Chroniques

Chroniques De Bosphore

Merhaba’ était le tout premier mot des Chroniques de l’Atlantique. J’avais ouvert un grand cahier sur la toile, et l’avais rempli, pas à pas, par des mots et des lignes qui se suivaient au cours d’un séjour d’étudiant que l’on appelle ‘Erasmus’.
Depuis que je l’ai fermé, un énigme me capture encore plus fort ; ‘écrire’. J’essaie de le comprendre. Face à l’impuissance de la parole qui est la volatilité, l’écrit reste-t-il véritablement le symbole victorieux de permamence, même d’éternité contre l’oubli ? Batîr un monument de mots dans ce monde, n’est-ce pas, parfois, essayer en vain de rouler une pierre jusqu’en haut de la montagne, tout en sachant qu’elle n’y restera pas ?
La réponse est ambiguë, mais pas sans repère.
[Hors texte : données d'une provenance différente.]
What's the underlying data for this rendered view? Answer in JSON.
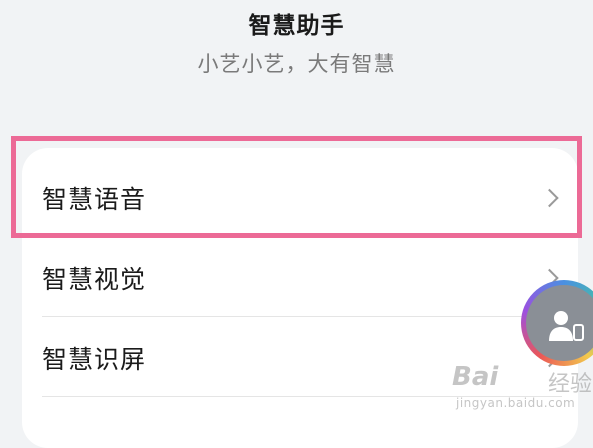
{
  "header": {
    "title": "智慧助手",
    "subtitle": "小艺小艺，大有智慧"
  },
  "menu": {
    "items": [
      {
        "label": "智慧语音"
      },
      {
        "label": "智慧视觉"
      },
      {
        "label": "智慧识屏"
      }
    ]
  },
  "floating_button": {
    "icon": "assistant-person-icon"
  },
  "watermark": {
    "logo": "Bai",
    "tail": "经验",
    "url": "jingyan.baidu.com"
  },
  "colors": {
    "background": "#f1f3f5",
    "card": "#ffffff",
    "highlight": "#ec6a96",
    "text_primary": "#1b1b1b",
    "text_secondary": "#7a7a7a",
    "chevron": "#9a9a9a"
  }
}
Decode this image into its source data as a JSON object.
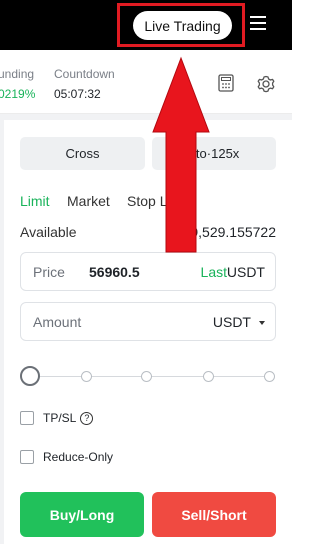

Face à la pierre qui tombe du sommet au moment même où elle y atteint, (re)commencer le trajet, c’est un choix.
Raconter son histoire humaine ou défendre son idée, son engagement ; c’est, d’abord, porter une voix. Sait Faik disait que s’il ne pouvait plus écrire, il deviendrait fou. Certains écrivent pour partager, d’autres pour convaincre. Certains par orgueil, d’autres par modestie. Certains par pur spleen, d’autres pour mener un combat fervent.
Certains comme Orhan Pamuk s’enracinent dans leur ville natale. Pourtant, d’autres courent, sans cesse, vers de nouveaux mondes et trouvent leur source véritable pour écrire dans un mouvement qu’est le voyage, cette découverte.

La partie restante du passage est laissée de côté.